The product page claims the Mammoth is water resistant, but I must disagree. Rotating the head reveals a large open hole, and openings for the plug prongs on the rear of the handle (see below) will also allow water inside.

HybridLight TrueTimber Mammoth Multi Light
HybridLight TrueTimber Mammoth Multi Light
(Photo © Russ Chastain)

The base of the Mammoth has a stowable plastic hook and a pair of magnets, which are pretty strong and hold it in place well on a steel surface. The hook feels a tad flimsy, but that may be due to its 360-degree swivel motion, which causes it to feel like it’s not securely fastened. Mine stayed securely in place when I pulled on it pretty hard, though — so it’s tougher than it looks.

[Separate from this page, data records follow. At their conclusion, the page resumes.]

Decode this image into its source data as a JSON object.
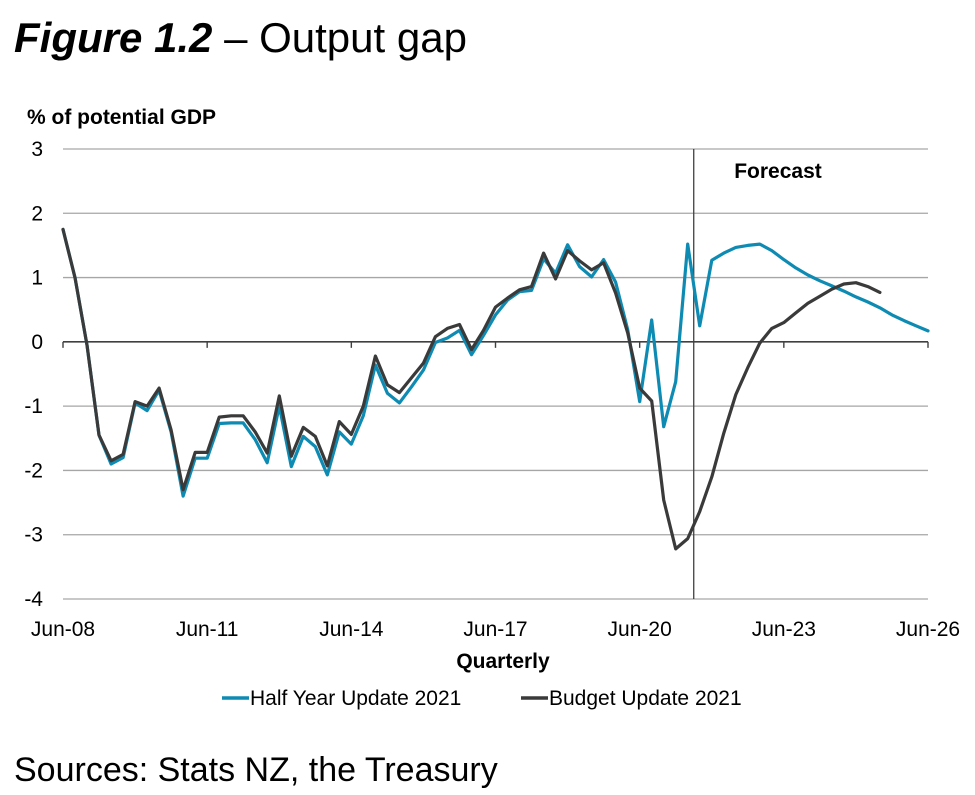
{
  "figure": {
    "number": "Figure 1.2",
    "separator": " – ",
    "title": "Output gap"
  },
  "sources": "Sources: Stats NZ, the Treasury",
  "chart_data": {
    "type": "line",
    "title": "Output gap",
    "ylabel": "% of potential GDP",
    "xlabel": "Quarterly",
    "ylim": [
      -4,
      3
    ],
    "yticks": [
      3,
      2,
      1,
      0,
      -1,
      -2,
      -3,
      -4
    ],
    "x_start": "Jun-08",
    "x_end": "Jun-26",
    "x_frequency": "quarterly",
    "xtick_labels": [
      "Jun-08",
      "Jun-11",
      "Jun-14",
      "Jun-17",
      "Jun-20",
      "Jun-23",
      "Jun-26"
    ],
    "xtick_every_quarters": 12,
    "grid": "horizontal",
    "annotation": {
      "text": "Forecast",
      "at_quarter_index": 52.5
    },
    "legend_position": "bottom",
    "colors": {
      "half_year": "#0E8BB3",
      "budget": "#3A3A3A"
    },
    "series": [
      {
        "name": "Half Year Update 2021",
        "color": "#0E8BB3",
        "values": [
          1.75,
          1.0,
          -0.05,
          -1.45,
          -1.9,
          -1.8,
          -0.95,
          -1.07,
          -0.75,
          -1.4,
          -2.4,
          -1.81,
          -1.81,
          -1.27,
          -1.26,
          -1.26,
          -1.52,
          -1.88,
          -1.0,
          -1.94,
          -1.47,
          -1.63,
          -2.07,
          -1.4,
          -1.59,
          -1.15,
          -0.36,
          -0.8,
          -0.95,
          -0.7,
          -0.44,
          -0.01,
          0.06,
          0.18,
          -0.2,
          0.1,
          0.42,
          0.65,
          0.78,
          0.8,
          1.29,
          1.07,
          1.51,
          1.17,
          1.01,
          1.28,
          0.93,
          0.19,
          -0.93,
          0.34,
          -1.32,
          -0.62,
          1.52,
          0.25,
          1.27,
          1.38,
          1.47,
          1.5,
          1.52,
          1.42,
          1.28,
          1.15,
          1.04,
          0.95,
          0.87,
          0.79,
          0.7,
          0.62,
          0.53,
          0.42,
          0.33,
          0.25,
          0.17
        ]
      },
      {
        "name": "Budget Update 2021",
        "color": "#3A3A3A",
        "values": [
          1.75,
          1.0,
          -0.05,
          -1.45,
          -1.85,
          -1.75,
          -0.93,
          -1.0,
          -0.72,
          -1.37,
          -2.3,
          -1.72,
          -1.72,
          -1.17,
          -1.15,
          -1.15,
          -1.4,
          -1.73,
          -0.84,
          -1.78,
          -1.33,
          -1.47,
          -1.93,
          -1.24,
          -1.44,
          -1.0,
          -0.22,
          -0.67,
          -0.79,
          -0.56,
          -0.33,
          0.08,
          0.21,
          0.27,
          -0.12,
          0.18,
          0.54,
          0.68,
          0.81,
          0.86,
          1.38,
          0.98,
          1.42,
          1.26,
          1.12,
          1.23,
          0.76,
          0.14,
          -0.72,
          -0.92,
          -2.46,
          -3.22,
          -3.06,
          -2.64,
          -2.1,
          -1.42,
          -0.82,
          -0.4,
          -0.02,
          0.21,
          0.3,
          0.45,
          0.6,
          0.71,
          0.82,
          0.9,
          0.92,
          0.86,
          0.77
        ]
      }
    ]
  }
}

HybridLight TrueTimber Mammoth Multi Light base
HybridLight TrueTimber Mammoth Multi Light base
(Photo © Russ Chastain)

The magnetic base also swivels, so you can turn the light to aim it without scratching up whatever surface it’s on.

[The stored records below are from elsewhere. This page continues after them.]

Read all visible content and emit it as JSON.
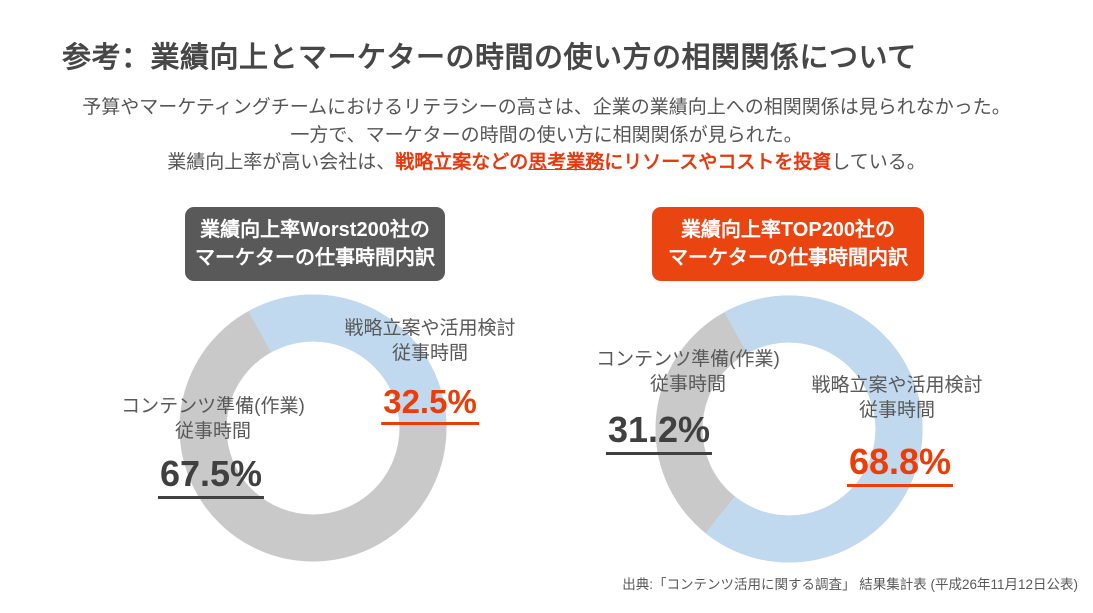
{
  "title": "参考：業績向上とマーケターの時間の使い方の相関関係について",
  "subtitle": {
    "line1": "予算やマーケティングチームにおけるリテラシーの高さは、企業の業績向上への相関関係は見られなかった。",
    "line2": "一方で、マーケターの時間の使い方に相関関係が見られた。",
    "line3_prefix": "業績向上率が高い会社は、",
    "line3_red1": "戦略立案などの",
    "line3_red_underlined": "思考業務",
    "line3_red2": "にリソースやコストを投資",
    "line3_suffix": "している。"
  },
  "colors": {
    "badge_gray": "#595959",
    "badge_orange": "#ea4511",
    "donut_blue": "#c0d9ef",
    "donut_gray": "#c9c9c9",
    "pct_dark": "#404040",
    "pct_orange": "#ec3c07",
    "red_text": "#e8380d"
  },
  "charts": {
    "worst": {
      "badge_line1": "業績向上率Worst200社の",
      "badge_line2": "マーケターの仕事時間内訳",
      "strategy_label_line1": "戦略立案や活用検討",
      "strategy_label_line2": "従事時間",
      "strategy_pct": "32.5%",
      "content_label_line1": "コンテンツ準備(作業)",
      "content_label_line2": "従事時間",
      "content_pct": "67.5%"
    },
    "top": {
      "badge_line1": "業績向上率TOP200社の",
      "badge_line2": "マーケターの仕事時間内訳",
      "strategy_label_line1": "戦略立案や活用検討",
      "strategy_label_line2": "従事時間",
      "strategy_pct": "68.8%",
      "content_label_line1": "コンテンツ準備(作業)",
      "content_label_line2": "従事時間",
      "content_pct": "31.2%"
    }
  },
  "chart_data": [
    {
      "type": "pie",
      "subtype": "donut",
      "title": "業績向上率Worst200社のマーケターの仕事時間内訳",
      "unit": "%",
      "start_angle_deg": -29,
      "direction": "clockwise",
      "legend": "labels-around-chart",
      "segments": [
        {
          "label": "戦略立案や活用検討 従事時間",
          "value": 32.5,
          "color": "#c0d9ef"
        },
        {
          "label": "コンテンツ準備(作業) 従事時間",
          "value": 67.5,
          "color": "#c9c9c9"
        }
      ]
    },
    {
      "type": "pie",
      "subtype": "donut",
      "title": "業績向上率TOP200社のマーケターの仕事時間内訳",
      "unit": "%",
      "start_angle_deg": -29,
      "direction": "clockwise",
      "legend": "labels-around-chart",
      "segments": [
        {
          "label": "戦略立案や活用検討 従事時間",
          "value": 68.8,
          "color": "#c0d9ef"
        },
        {
          "label": "コンテンツ準備(作業) 従事時間",
          "value": 31.2,
          "color": "#c9c9c9"
        }
      ]
    }
  ],
  "footer": "出典:「コンテンツ活用に関する調査」 結果集計表 (平成26年11月12日公表)"
}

The handle portion of the light contains the 4400 mAh battery, switch, and input/output USB ports. The ports are covered by a water-resistant black rubber cover, as is the switch. Below the port cover is a row of 4 tiny blue lights, which illuminate during charging to let you know the battery level. They also illuminate to show battery capacity when the light is on and/or when you’re using the Mammoth to charge another device.

HybridLight TrueTimber Mammoth Multi Light switch, ports, and lights.
HybridLight TrueTimber Mammoth Multi Light switch, ports, and lights.
(Photo © Russ Chastain)

On the back of the mammoth’s handle is a fold-out pair of prongs so you can plug it directly into a USA-standard 120-volt AC electric receptacle for charging.

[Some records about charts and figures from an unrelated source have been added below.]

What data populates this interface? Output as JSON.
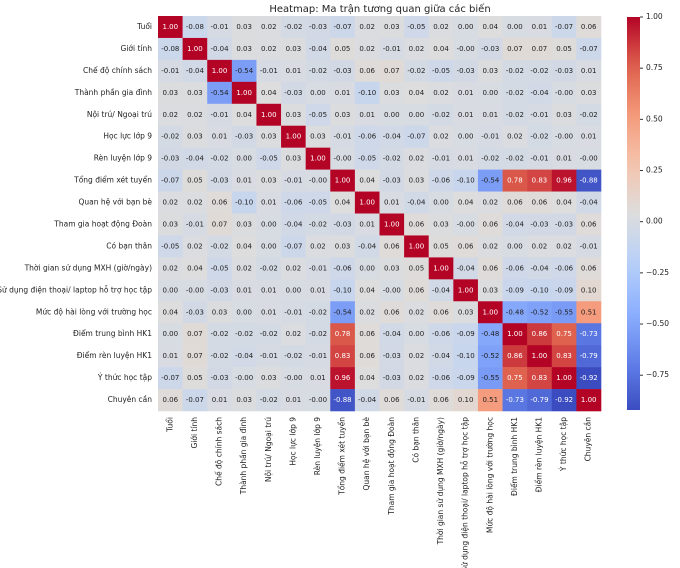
{
  "chart_data": {
    "type": "heatmap",
    "title": "Heatmap: Ma trận tương quan giữa các biến",
    "colormap": "coolwarm",
    "clim": [
      -0.92,
      1
    ],
    "cticks": [
      {
        "value": 1,
        "label": "1.00"
      },
      {
        "value": 0.75,
        "label": "0.75"
      },
      {
        "value": 0.5,
        "label": "0.50"
      },
      {
        "value": 0.25,
        "label": "0.25"
      },
      {
        "value": 0,
        "label": "0.00"
      },
      {
        "value": -0.25,
        "label": "−0.25"
      },
      {
        "value": -0.5,
        "label": "−0.50"
      },
      {
        "value": -0.75,
        "label": "−0.75"
      }
    ],
    "categories": [
      "Tuổi",
      "Giới tính",
      "Chế độ chính sách",
      "Thành phần gia đình",
      "Nội trú/ Ngoại trú",
      "Học lực lớp 9",
      "Rèn luyện lớp 9",
      "Tổng điểm xét tuyển",
      "Quan hệ với bạn bè",
      "Tham gia hoạt động Đoàn",
      "Có bạn thân",
      "Thời gian sử dụng MXH (giờ/ngày)",
      "Sử dụng điện thoại/ laptop hỗ trợ học tập",
      "Mức độ hài lòng với trường học",
      "Điểm trung bình HK1",
      "Điểm rèn luyện HK1",
      "Ý thức học tập",
      "Chuyên cần"
    ],
    "values": [
      [
        1,
        -0.08,
        -0.01,
        0.03,
        0.02,
        -0.02,
        -0.03,
        -0.07,
        0.02,
        0.03,
        -0.05,
        0.02,
        0,
        0.04,
        0,
        0.01,
        -0.07,
        0.06
      ],
      [
        -0.08,
        1,
        -0.04,
        0.03,
        0.02,
        0.03,
        -0.04,
        0.05,
        0.02,
        -0.01,
        0.02,
        0.04,
        -0.0,
        -0.03,
        0.07,
        0.07,
        0.05,
        -0.07
      ],
      [
        -0.01,
        -0.04,
        1,
        -0.54,
        -0.01,
        0.01,
        -0.02,
        -0.03,
        0.06,
        0.07,
        -0.02,
        -0.05,
        -0.03,
        0.03,
        -0.02,
        -0.02,
        -0.03,
        0.01
      ],
      [
        0.03,
        0.03,
        -0.54,
        1,
        0.04,
        -0.03,
        0,
        0.01,
        -0.1,
        0.03,
        0.04,
        0.02,
        0.01,
        0,
        -0.02,
        -0.04,
        -0.0,
        0.03
      ],
      [
        0.02,
        0.02,
        -0.01,
        0.04,
        1,
        0.03,
        -0.05,
        0.03,
        0.01,
        0,
        0,
        -0.02,
        0.01,
        0.01,
        -0.02,
        -0.01,
        0.03,
        -0.02
      ],
      [
        -0.02,
        0.03,
        0.01,
        -0.03,
        0.03,
        1,
        0.03,
        -0.01,
        -0.06,
        -0.04,
        -0.07,
        0.02,
        0,
        -0.01,
        0.02,
        -0.02,
        -0.0,
        0.01
      ],
      [
        -0.03,
        -0.04,
        -0.02,
        0,
        -0.05,
        0.03,
        1,
        -0.0,
        -0.05,
        -0.02,
        0.02,
        -0.01,
        0.01,
        -0.02,
        -0.02,
        -0.01,
        0.01,
        -0.0
      ],
      [
        -0.07,
        0.05,
        -0.03,
        0.01,
        0.03,
        -0.01,
        -0.0,
        1,
        0.04,
        -0.03,
        0.03,
        -0.06,
        -0.1,
        -0.54,
        0.78,
        0.83,
        0.96,
        -0.88
      ],
      [
        0.02,
        0.02,
        0.06,
        -0.1,
        0.01,
        -0.06,
        -0.05,
        0.04,
        1,
        0.01,
        -0.04,
        0,
        0.04,
        0.02,
        0.06,
        0.06,
        0.04,
        -0.04
      ],
      [
        0.03,
        -0.01,
        0.07,
        0.03,
        0,
        -0.04,
        -0.02,
        -0.03,
        0.01,
        1,
        0.06,
        0.03,
        -0.0,
        0.06,
        -0.04,
        -0.03,
        -0.03,
        0.06
      ],
      [
        -0.05,
        0.02,
        -0.02,
        0.04,
        0,
        -0.07,
        0.02,
        0.03,
        -0.04,
        0.06,
        1,
        0.05,
        0.06,
        0.02,
        0,
        0.02,
        0.02,
        -0.01
      ],
      [
        0.02,
        0.04,
        -0.05,
        0.02,
        -0.02,
        0.02,
        -0.01,
        -0.06,
        0,
        0.03,
        0.05,
        1,
        -0.04,
        0.06,
        -0.06,
        -0.04,
        -0.06,
        0.06
      ],
      [
        0,
        -0.0,
        -0.03,
        0.01,
        0.01,
        0,
        0.01,
        -0.1,
        0.04,
        -0.0,
        0.06,
        -0.04,
        1,
        0.03,
        -0.09,
        -0.1,
        -0.09,
        0.1
      ],
      [
        0.04,
        -0.03,
        0.03,
        0,
        0.01,
        -0.01,
        -0.02,
        -0.54,
        0.02,
        0.06,
        0.02,
        0.06,
        0.03,
        1,
        -0.48,
        -0.52,
        -0.55,
        0.51
      ],
      [
        0,
        0.07,
        -0.02,
        -0.02,
        -0.02,
        0.02,
        -0.02,
        0.78,
        0.06,
        -0.04,
        0,
        -0.06,
        -0.09,
        -0.48,
        1,
        0.86,
        0.75,
        -0.73
      ],
      [
        0.01,
        0.07,
        -0.02,
        -0.04,
        -0.01,
        -0.02,
        -0.01,
        0.83,
        0.06,
        -0.03,
        0.02,
        -0.04,
        -0.1,
        -0.52,
        0.86,
        1,
        0.83,
        -0.79
      ],
      [
        -0.07,
        0.05,
        -0.03,
        -0.0,
        0.03,
        -0.0,
        0.01,
        0.96,
        0.04,
        -0.03,
        0.02,
        -0.06,
        -0.09,
        -0.55,
        0.75,
        0.83,
        1,
        -0.92
      ],
      [
        0.06,
        -0.07,
        0.01,
        0.03,
        -0.02,
        0.01,
        -0.0,
        -0.88,
        -0.04,
        0.06,
        -0.01,
        0.06,
        0.1,
        0.51,
        -0.73,
        -0.79,
        -0.92,
        1
      ]
    ],
    "value_labels": [
      [
        "1.00",
        "-0.08",
        "-0.01",
        "0.03",
        "0.02",
        "-0.02",
        "-0.03",
        "-0.07",
        "0.02",
        "0.03",
        "-0.05",
        "0.02",
        "0.00",
        "0.04",
        "0.00",
        "0.01",
        "-0.07",
        "0.06"
      ],
      [
        "-0.08",
        "1.00",
        "-0.04",
        "0.03",
        "0.02",
        "0.03",
        "-0.04",
        "0.05",
        "0.02",
        "-0.01",
        "0.02",
        "0.04",
        "-0.00",
        "-0.03",
        "0.07",
        "0.07",
        "0.05",
        "-0.07"
      ],
      [
        "-0.01",
        "-0.04",
        "1.00",
        "-0.54",
        "-0.01",
        "0.01",
        "-0.02",
        "-0.03",
        "0.06",
        "0.07",
        "-0.02",
        "-0.05",
        "-0.03",
        "0.03",
        "-0.02",
        "-0.02",
        "-0.03",
        "0.01"
      ],
      [
        "0.03",
        "0.03",
        "-0.54",
        "1.00",
        "0.04",
        "-0.03",
        "0.00",
        "0.01",
        "-0.10",
        "0.03",
        "0.04",
        "0.02",
        "0.01",
        "0.00",
        "-0.02",
        "-0.04",
        "-0.00",
        "0.03"
      ],
      [
        "0.02",
        "0.02",
        "-0.01",
        "0.04",
        "1.00",
        "0.03",
        "-0.05",
        "0.03",
        "0.01",
        "0.00",
        "0.00",
        "-0.02",
        "0.01",
        "0.01",
        "-0.02",
        "-0.01",
        "0.03",
        "-0.02"
      ],
      [
        "-0.02",
        "0.03",
        "0.01",
        "-0.03",
        "0.03",
        "1.00",
        "0.03",
        "-0.01",
        "-0.06",
        "-0.04",
        "-0.07",
        "0.02",
        "0.00",
        "-0.01",
        "0.02",
        "-0.02",
        "-0.00",
        "0.01"
      ],
      [
        "-0.03",
        "-0.04",
        "-0.02",
        "0.00",
        "-0.05",
        "0.03",
        "1.00",
        "-0.00",
        "-0.05",
        "-0.02",
        "0.02",
        "-0.01",
        "0.01",
        "-0.02",
        "-0.02",
        "-0.01",
        "0.01",
        "-0.00"
      ],
      [
        "-0.07",
        "0.05",
        "-0.03",
        "0.01",
        "0.03",
        "-0.01",
        "-0.00",
        "1.00",
        "0.04",
        "-0.03",
        "0.03",
        "-0.06",
        "-0.10",
        "-0.54",
        "0.78",
        "0.83",
        "0.96",
        "-0.88"
      ],
      [
        "0.02",
        "0.02",
        "0.06",
        "-0.10",
        "0.01",
        "-0.06",
        "-0.05",
        "0.04",
        "1.00",
        "0.01",
        "-0.04",
        "0.00",
        "0.04",
        "0.02",
        "0.06",
        "0.06",
        "0.04",
        "-0.04"
      ],
      [
        "0.03",
        "-0.01",
        "0.07",
        "0.03",
        "0.00",
        "-0.04",
        "-0.02",
        "-0.03",
        "0.01",
        "1.00",
        "0.06",
        "0.03",
        "-0.00",
        "0.06",
        "-0.04",
        "-0.03",
        "-0.03",
        "0.06"
      ],
      [
        "-0.05",
        "0.02",
        "-0.02",
        "0.04",
        "0.00",
        "-0.07",
        "0.02",
        "0.03",
        "-0.04",
        "0.06",
        "1.00",
        "0.05",
        "0.06",
        "0.02",
        "0.00",
        "0.02",
        "0.02",
        "-0.01"
      ],
      [
        "0.02",
        "0.04",
        "-0.05",
        "0.02",
        "-0.02",
        "0.02",
        "-0.01",
        "-0.06",
        "0.00",
        "0.03",
        "0.05",
        "1.00",
        "-0.04",
        "0.06",
        "-0.06",
        "-0.04",
        "-0.06",
        "0.06"
      ],
      [
        "0.00",
        "-0.00",
        "-0.03",
        "0.01",
        "0.01",
        "0.00",
        "0.01",
        "-0.10",
        "0.04",
        "-0.00",
        "0.06",
        "-0.04",
        "1.00",
        "0.03",
        "-0.09",
        "-0.10",
        "-0.09",
        "0.10"
      ],
      [
        "0.04",
        "-0.03",
        "0.03",
        "0.00",
        "0.01",
        "-0.01",
        "-0.02",
        "-0.54",
        "0.02",
        "0.06",
        "0.02",
        "0.06",
        "0.03",
        "1.00",
        "-0.48",
        "-0.52",
        "-0.55",
        "0.51"
      ],
      [
        "0.00",
        "0.07",
        "-0.02",
        "-0.02",
        "-0.02",
        "0.02",
        "-0.02",
        "0.78",
        "0.06",
        "-0.04",
        "0.00",
        "-0.06",
        "-0.09",
        "-0.48",
        "1.00",
        "0.86",
        "0.75",
        "-0.73"
      ],
      [
        "0.01",
        "0.07",
        "-0.02",
        "-0.04",
        "-0.01",
        "-0.02",
        "-0.01",
        "0.83",
        "0.06",
        "-0.03",
        "0.02",
        "-0.04",
        "-0.10",
        "-0.52",
        "0.86",
        "1.00",
        "0.83",
        "-0.79"
      ],
      [
        "-0.07",
        "0.05",
        "-0.03",
        "-0.00",
        "0.03",
        "-0.00",
        "0.01",
        "0.96",
        "0.04",
        "-0.03",
        "0.02",
        "-0.06",
        "-0.09",
        "-0.55",
        "0.75",
        "0.83",
        "1.00",
        "-0.92"
      ],
      [
        "0.06",
        "-0.07",
        "0.01",
        "0.03",
        "-0.02",
        "0.01",
        "-0.00",
        "-0.88",
        "-0.04",
        "0.06",
        "-0.01",
        "0.06",
        "0.10",
        "0.51",
        "-0.73",
        "-0.79",
        "-0.92",
        "1.00"
      ]
    ]
  }
}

HybridLight TrueTimber Mammoth Multi Light plugs right into a wall receptacle.
HybridLight TrueTimber Mammoth Multi Light plugs right into a wall receptacle.
(Photo © Russ Chastain)

The switch is a simple affair, and one push fires up the area light. To use the flashlight, push the switch again. Another push turns the Mammoth off.

Speaking of the switch, you will need to retrain yourself on which digit to use on it. Simply put, if you use your thumb you’ll probably get blinded by the area light when you turn it on, because it’s pointed more or less towards your face. Do yourself a favor and get used to holding the light with the area light down, using your index finger to work the switch.

HybridLight TrueTimber Mammoth Multi Light
HybridLight TrueTimber Mammoth Multi Light
(Photo © Russ Chastain)

The area light is quite bright and does a nice job. The flashlight is okay for finding your way around a small darkened area, but it lacks projection so it’s not great as an outdoor flashlight.

Battery life from full charge is rated at 18 hours for the area light and 35 hours for the flashlight.

The HybridLight Mammoth is 9.25 inches long, 2.3 inches wide, and 1.4 inches thick at the base. It weighs 9.2 ounces and has an MSRP of $59.95.